A memória de Alba, como se vê, sobreviveu aos protestos. E foram muitos, mas que ninguém diga que o artista não avisou. Um ano antes da criação do coelho, ele lançou Gênesis, seu primeiro trabalho transgênico, mostrando que seus projetos tinham a bênção de Deus. É que Kac apropriou-se do texto bíblico “Deixe que o homem domine sobre os peixes do mar, sobre as aves do céu e sobre todos os seres vivos que se movem na terra”, em inglês, para alterar o DNA de bactérias. “A frase é quase uma incumbência divina”, acredita.

O trecho do Gênesis, primeiro livro da Bíblia, foi traduzido para código Morse. A partir de uma fórmula elaborada por Kac, os sinais foram convertidos numa seqüência que deu origem ao chamado “gene artista”, introduzido nas bactérias da obra. Exposta em mais de 30 museus e galerias, a pioneira Gênesis é uma instalação interativa. Por meio da internet, o visitante aciona a emissão de raios ultravioletas sobre as bactérias originalmente amarelas, que, sob a ação desta luz, sofrem mutações, tornam-se azuis e se reproduzem, podendo gerar filhotes verdes.

Mas o trabalho é mais do que bactérias coloridas numa placa de Petri, os potinhos transparentes usados em laboratórios. “Quando as pessoas emitem raios ultravioletas sobre os seres, estão alterando o texto bíblico contido neles, desrespeitando a afirmativa original”, diz Kac, que apresenta um dilema ético neste trabalho. “A única forma de ser contra a manipulação genética e alterar o texto é causando a mutação, o que é contraditório”, explica.

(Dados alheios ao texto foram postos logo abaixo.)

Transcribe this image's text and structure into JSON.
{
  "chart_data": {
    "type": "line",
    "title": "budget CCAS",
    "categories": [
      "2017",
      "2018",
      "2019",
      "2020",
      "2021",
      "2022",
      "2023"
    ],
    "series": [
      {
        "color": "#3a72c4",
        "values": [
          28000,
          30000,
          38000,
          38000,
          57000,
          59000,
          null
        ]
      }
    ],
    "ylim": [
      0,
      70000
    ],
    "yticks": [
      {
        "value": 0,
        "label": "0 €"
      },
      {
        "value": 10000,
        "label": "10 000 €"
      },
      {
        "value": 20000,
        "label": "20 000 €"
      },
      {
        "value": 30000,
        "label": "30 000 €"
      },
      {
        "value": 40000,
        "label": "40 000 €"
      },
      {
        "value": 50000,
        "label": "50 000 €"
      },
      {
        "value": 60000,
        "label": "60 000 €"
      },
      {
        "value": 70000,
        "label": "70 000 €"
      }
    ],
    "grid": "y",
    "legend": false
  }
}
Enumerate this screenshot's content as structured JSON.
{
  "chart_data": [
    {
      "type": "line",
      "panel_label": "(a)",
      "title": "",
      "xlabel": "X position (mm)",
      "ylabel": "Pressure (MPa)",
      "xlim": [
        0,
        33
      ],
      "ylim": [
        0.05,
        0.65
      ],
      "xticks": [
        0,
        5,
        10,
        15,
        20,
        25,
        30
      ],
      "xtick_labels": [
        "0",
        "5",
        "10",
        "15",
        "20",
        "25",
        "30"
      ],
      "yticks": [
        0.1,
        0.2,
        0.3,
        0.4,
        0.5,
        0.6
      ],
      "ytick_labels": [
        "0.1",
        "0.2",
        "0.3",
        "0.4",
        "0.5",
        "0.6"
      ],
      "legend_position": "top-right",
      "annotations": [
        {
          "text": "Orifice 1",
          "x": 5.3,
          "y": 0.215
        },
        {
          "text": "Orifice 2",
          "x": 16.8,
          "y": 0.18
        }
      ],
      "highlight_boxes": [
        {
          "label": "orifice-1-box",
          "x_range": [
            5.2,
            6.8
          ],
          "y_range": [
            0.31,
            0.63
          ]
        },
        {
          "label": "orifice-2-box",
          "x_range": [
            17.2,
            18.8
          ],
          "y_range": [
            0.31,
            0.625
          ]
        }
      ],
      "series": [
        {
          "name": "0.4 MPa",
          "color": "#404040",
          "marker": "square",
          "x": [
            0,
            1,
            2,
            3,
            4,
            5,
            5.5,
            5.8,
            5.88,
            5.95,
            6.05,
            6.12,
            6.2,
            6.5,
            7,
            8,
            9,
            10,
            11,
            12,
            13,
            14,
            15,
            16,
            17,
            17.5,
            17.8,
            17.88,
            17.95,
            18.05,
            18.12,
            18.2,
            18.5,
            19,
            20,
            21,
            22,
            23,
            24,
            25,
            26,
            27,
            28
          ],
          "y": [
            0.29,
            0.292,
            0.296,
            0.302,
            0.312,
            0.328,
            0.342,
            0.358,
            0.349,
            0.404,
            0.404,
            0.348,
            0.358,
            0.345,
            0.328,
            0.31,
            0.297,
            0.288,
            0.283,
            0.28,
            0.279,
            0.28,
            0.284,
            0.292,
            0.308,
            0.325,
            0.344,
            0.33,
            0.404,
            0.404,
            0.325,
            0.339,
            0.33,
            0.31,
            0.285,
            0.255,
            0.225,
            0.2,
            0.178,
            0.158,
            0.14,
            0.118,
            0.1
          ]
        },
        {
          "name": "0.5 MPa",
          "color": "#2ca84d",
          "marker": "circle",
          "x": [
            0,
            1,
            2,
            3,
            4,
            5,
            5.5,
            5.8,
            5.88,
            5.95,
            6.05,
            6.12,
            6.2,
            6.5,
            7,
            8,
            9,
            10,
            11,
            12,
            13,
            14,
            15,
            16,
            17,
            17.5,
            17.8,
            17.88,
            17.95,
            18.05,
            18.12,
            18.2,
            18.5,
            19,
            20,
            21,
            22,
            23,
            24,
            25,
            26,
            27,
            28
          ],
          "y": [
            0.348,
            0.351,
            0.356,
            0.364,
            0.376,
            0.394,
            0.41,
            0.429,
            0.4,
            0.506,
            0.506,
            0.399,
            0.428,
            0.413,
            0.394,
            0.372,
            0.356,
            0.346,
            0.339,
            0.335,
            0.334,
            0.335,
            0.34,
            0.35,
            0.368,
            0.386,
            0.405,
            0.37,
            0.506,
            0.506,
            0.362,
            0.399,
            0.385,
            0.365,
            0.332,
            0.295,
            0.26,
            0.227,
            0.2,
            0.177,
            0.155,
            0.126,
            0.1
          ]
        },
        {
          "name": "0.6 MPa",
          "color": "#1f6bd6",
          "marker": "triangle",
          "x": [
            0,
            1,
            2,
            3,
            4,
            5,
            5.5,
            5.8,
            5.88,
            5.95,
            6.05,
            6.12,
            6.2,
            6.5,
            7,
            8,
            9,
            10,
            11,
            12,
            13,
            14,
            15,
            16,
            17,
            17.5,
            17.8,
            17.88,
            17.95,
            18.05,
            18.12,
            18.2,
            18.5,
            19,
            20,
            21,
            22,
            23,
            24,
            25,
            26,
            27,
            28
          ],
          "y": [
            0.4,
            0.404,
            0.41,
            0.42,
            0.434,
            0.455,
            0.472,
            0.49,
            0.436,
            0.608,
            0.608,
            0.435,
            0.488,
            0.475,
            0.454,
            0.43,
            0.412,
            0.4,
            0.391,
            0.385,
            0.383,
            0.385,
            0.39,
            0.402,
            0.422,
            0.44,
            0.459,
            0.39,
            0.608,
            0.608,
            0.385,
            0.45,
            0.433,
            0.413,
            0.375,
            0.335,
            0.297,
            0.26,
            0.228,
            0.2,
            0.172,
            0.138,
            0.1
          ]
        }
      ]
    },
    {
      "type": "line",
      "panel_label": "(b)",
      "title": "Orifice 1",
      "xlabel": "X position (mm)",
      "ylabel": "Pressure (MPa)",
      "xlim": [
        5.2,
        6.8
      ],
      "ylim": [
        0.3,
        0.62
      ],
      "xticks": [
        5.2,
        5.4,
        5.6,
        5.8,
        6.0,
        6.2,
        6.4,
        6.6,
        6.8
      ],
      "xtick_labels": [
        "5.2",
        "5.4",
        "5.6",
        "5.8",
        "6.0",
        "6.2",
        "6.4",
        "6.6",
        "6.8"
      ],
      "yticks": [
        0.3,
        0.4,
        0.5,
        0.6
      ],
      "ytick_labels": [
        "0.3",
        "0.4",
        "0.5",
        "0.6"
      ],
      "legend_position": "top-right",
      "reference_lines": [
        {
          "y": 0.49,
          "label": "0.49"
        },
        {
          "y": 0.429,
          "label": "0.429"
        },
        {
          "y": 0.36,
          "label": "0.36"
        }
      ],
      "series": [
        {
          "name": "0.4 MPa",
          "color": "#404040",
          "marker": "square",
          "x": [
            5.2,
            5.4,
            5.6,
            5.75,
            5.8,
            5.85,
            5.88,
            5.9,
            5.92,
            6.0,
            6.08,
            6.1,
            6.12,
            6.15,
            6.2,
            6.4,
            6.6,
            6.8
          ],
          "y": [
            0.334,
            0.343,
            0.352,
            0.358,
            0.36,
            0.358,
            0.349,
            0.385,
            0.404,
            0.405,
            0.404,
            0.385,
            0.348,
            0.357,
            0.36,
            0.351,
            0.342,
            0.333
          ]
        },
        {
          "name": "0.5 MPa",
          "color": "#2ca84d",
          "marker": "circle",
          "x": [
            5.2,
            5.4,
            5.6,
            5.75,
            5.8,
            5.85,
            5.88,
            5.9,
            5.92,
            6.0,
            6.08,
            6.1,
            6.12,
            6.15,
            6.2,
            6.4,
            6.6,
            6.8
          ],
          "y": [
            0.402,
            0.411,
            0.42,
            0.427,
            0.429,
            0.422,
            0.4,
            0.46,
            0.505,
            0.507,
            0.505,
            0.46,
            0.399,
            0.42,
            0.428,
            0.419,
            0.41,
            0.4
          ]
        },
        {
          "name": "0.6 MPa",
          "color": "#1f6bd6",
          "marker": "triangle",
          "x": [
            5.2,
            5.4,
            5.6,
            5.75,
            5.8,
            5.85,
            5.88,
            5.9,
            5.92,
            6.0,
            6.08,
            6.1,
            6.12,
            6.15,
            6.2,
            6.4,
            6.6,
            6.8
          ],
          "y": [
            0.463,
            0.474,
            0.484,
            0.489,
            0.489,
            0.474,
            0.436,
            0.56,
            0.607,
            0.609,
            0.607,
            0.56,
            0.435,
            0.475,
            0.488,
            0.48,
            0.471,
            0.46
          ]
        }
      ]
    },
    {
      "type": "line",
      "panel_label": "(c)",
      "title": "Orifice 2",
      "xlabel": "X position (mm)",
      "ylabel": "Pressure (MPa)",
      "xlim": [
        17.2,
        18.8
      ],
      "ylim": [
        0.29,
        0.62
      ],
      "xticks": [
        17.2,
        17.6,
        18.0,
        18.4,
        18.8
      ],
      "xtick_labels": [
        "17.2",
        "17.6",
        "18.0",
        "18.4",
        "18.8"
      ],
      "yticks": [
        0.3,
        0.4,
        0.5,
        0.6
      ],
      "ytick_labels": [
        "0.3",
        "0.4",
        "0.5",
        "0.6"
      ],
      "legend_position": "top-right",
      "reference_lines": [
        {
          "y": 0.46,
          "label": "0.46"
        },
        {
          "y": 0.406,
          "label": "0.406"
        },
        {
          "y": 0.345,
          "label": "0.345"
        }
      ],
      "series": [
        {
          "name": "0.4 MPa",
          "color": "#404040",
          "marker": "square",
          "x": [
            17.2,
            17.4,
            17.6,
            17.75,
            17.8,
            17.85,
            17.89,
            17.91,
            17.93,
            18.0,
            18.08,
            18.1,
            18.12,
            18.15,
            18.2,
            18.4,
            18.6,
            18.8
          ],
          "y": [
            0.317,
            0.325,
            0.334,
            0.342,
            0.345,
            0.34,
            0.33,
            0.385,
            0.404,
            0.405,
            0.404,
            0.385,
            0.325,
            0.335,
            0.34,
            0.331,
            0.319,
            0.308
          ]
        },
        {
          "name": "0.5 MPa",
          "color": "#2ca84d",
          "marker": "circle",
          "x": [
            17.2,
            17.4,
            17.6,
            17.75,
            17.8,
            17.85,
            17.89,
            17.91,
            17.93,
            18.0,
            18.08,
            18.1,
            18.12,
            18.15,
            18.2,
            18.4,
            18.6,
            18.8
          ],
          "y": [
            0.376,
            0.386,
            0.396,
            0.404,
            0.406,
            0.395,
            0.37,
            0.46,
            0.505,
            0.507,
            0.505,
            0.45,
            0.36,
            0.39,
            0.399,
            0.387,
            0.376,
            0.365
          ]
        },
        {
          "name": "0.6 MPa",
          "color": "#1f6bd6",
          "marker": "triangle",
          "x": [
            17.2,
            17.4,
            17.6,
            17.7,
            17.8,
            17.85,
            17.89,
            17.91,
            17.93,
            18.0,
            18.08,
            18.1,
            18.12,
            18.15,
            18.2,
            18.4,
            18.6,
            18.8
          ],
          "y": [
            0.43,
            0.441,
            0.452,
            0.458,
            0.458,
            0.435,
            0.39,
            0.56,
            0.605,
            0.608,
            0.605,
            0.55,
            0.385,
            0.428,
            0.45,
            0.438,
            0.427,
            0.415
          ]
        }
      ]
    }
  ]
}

Além das bactérias e de Alba, Kac fez plantas, peixes, amebas e ratos tão fluorescentes quanto o coelho. Estão todos no sistema ecológico artificial de O Oitavo Dia, seu terceiro trabalho transgênico. Já sua mais recente instalação, Lance 36, concluída no ano passado, traz um arbusto geneticamente modificado num grande tabuleiro de xadrez, em que os quadrados escuros são de terra, e os claros, de areia branca. A instalação foi inspirada na vitória do computador Deep Blue sobre o campeão de xadrez russo Garry Kasparov, em 1997.

O barato da obra é que o arbusto está enraizado exatamente onde se deu o movimento decisivo na vitória da máquina sobre o homem. E a plantinha é cartesiana: recebeu um gene criado a partir da mais famosa frase do matemático francês René Descartes (1596-1650): “Cogito, ergo sum” (penso, logo existo). Kac transformou palavras em números por meio da linguagem binária (o código universal da informática) e, então, converteu os dígitos na seqüência genética introduzida no DNA do arbusto.

Carioca de Copacabana, Kac não brincava com kit de química mirim quando criança: preferia surfar na Praia do Pepino e escalar a Pedra da Gávea. Ao mesmo tempo – e eis o que o diferenciava da maioria dos surfistas com quem pegava onda – devorava livros e artes. “Curtia cinema, quadrinhos, literatura e outras formas de expressão.” Hoje, é protagonista de manobras artísticas radicais, mas com o mesmo fôlego da juventude de esportista. “Espero viver pelo menos mais três décadas. Ainda há muito pela frente”, garante. Para o futuro, aposta na arte espacial. “Viagens para fora da Terra serão mais uma opção de lazer, e as pessoas devem passar um tempo por lá”, prevê, com a certeza de um visionário. E que ainda deve viajar muito, cada vez mais longe.